An interesting application of heuristics is something called a genetic algorithm, even though we have yet to talk about these in class (and probably will not), the topic is still very interesting.
It belongs to the evolutionary family of algorithms; meaning that as this algorithm runs it has continuous changes. The way a genetic algorithm works is by having an initial population of possible solutions and each can be represented as a "genome" (this allows for change of the organism). This population also needs to have a way to be evaluated for “fitness” of the genome when compared to the solution. The final ingredient is allowing the population to have a way to change, be it randomly or through interactions. Then by using the idea of mutation on the entire population, you can force evolution of the potential solutions. The population is subject to change iteration by iteration as the algorithm runs. On every new iteration the algorithm attempts to produce a new population that is (possibly) a better fit to the solution. Eventually, if all goes well there will be a solution found deemed to be acceptable set by the algorithms tolerance level. Or, you could simply run out of computation time.
This is particularly good for problems where one might have no idea in what part of the domain the optimal (or acceptable) solution may belong to. By using an initial stochastic distribution of the population throughout a search space, through evolution the algorithm has a higher chance of converging to a local minima/maixima in the solution. It should be noted that this technique is best used when a optimal solution isn’t needed, only one that is good enough to the user. In many cases like that it might be impossible to brute force an optimal solution, or simply take too much time.

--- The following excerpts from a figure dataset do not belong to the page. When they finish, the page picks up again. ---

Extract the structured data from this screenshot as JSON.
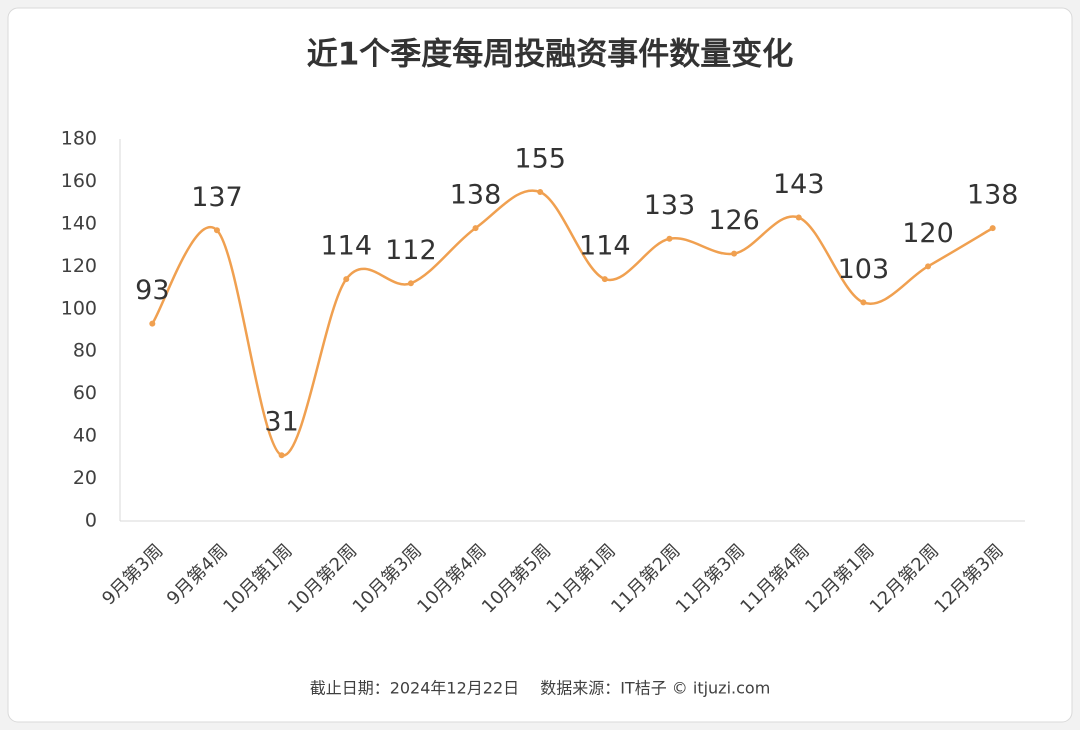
{
  "chart_data": {
    "type": "line",
    "title": "近1个季度每周投融资事件数量变化",
    "categories": [
      "9月第3周",
      "9月第4周",
      "10月第1周",
      "10月第2周",
      "10月第3周",
      "10月第4周",
      "10月第5周",
      "11月第1周",
      "11月第2周",
      "11月第3周",
      "11月第4周",
      "12月第1周",
      "12月第2周",
      "12月第3周"
    ],
    "values": [
      93,
      137,
      31,
      114,
      112,
      138,
      155,
      114,
      133,
      126,
      143,
      103,
      120,
      138
    ],
    "color": "#f0a050",
    "ylim": [
      0,
      180
    ],
    "yticks": [
      0,
      20,
      40,
      60,
      80,
      100,
      120,
      140,
      160,
      180
    ],
    "footnote": "截止日期：2024年12月22日　 数据来源：IT桔子 © itjuzi.com"
  }
}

Some of the downsides to this method is that the structure of the population and the evaluation method have to be defined by the programmer. Therefore any bias is hardcoded in from the start, and may be missing any crucial connections that weren’t known at the time. Of course, this problem seems to be present in all forms of research and design. Another problem of notice is that they tend to be used in discrete solution sets, looking for a solution. Which is a problem of setting up a finite domain for the solution, some things may not be well formed for this.

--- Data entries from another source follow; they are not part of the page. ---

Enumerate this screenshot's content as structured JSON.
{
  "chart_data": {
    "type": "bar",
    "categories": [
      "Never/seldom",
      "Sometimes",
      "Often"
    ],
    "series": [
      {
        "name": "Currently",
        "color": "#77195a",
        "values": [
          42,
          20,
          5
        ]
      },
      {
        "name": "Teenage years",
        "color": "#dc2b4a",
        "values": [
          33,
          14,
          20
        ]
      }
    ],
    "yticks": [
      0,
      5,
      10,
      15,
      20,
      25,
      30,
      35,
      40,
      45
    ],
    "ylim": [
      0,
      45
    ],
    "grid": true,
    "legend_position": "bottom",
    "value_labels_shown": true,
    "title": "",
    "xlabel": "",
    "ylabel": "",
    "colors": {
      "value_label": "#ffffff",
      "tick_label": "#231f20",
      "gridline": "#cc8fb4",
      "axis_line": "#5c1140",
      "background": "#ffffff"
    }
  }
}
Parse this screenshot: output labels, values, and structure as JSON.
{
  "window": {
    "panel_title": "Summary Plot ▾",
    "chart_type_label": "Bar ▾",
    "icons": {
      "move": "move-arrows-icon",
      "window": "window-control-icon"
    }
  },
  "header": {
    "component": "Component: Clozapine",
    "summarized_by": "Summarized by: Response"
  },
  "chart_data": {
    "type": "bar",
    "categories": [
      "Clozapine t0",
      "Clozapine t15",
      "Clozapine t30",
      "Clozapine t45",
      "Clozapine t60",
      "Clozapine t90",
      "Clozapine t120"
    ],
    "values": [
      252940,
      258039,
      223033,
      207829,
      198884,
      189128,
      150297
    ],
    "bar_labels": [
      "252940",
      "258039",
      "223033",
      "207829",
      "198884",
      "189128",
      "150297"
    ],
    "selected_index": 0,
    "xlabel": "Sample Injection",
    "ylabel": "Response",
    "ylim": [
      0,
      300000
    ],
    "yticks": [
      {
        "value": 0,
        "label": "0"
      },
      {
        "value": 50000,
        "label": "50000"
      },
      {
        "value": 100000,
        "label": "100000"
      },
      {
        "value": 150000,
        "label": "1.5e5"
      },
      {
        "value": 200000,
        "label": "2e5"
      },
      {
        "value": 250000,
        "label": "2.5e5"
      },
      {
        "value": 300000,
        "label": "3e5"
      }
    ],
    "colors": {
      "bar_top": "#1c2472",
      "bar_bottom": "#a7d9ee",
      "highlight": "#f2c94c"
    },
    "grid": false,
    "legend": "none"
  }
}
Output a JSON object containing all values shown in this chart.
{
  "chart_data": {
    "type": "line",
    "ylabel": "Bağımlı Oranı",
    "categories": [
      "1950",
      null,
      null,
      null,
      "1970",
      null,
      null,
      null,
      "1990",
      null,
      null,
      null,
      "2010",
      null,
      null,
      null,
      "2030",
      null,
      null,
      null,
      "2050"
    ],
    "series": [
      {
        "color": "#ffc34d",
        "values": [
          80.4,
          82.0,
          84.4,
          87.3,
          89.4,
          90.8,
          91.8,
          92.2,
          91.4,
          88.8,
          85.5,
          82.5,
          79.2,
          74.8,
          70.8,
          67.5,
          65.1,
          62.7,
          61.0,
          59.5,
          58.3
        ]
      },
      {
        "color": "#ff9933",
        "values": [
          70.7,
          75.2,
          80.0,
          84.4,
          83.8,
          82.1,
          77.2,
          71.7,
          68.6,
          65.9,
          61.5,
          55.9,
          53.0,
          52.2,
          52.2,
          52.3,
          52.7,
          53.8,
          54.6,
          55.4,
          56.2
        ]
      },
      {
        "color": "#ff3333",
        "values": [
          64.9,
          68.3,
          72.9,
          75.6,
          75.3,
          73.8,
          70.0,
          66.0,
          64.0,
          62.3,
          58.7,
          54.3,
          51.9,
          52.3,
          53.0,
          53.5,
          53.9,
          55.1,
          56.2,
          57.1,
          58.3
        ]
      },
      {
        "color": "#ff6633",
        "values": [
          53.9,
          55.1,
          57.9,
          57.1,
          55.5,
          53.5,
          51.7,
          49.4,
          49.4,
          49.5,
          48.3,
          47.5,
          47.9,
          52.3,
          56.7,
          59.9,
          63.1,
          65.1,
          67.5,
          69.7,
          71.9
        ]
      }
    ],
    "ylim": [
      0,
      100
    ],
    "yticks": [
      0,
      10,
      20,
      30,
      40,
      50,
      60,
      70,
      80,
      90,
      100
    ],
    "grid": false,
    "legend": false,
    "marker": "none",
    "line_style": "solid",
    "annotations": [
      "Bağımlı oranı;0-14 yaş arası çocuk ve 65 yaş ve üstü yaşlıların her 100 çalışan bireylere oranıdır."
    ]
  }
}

This class of algorithm sees great use everywhere, even though some new methods of thinking in evolutionary techniques have risen to prominence over the last decade. It still continues to work very well for many problems. Because, in this algorithms heart it is a optimization technique, so any problem well posed as a function is suited for genetic algorithms. It excels at things like scheduling tasks and financial analysis. It just has a much cooler sounding name then multivariable-optimization.
I think an interesting idea for a final project might be implementing a genetic algorithm. Finding an interesting problem to implement it on is another problem though.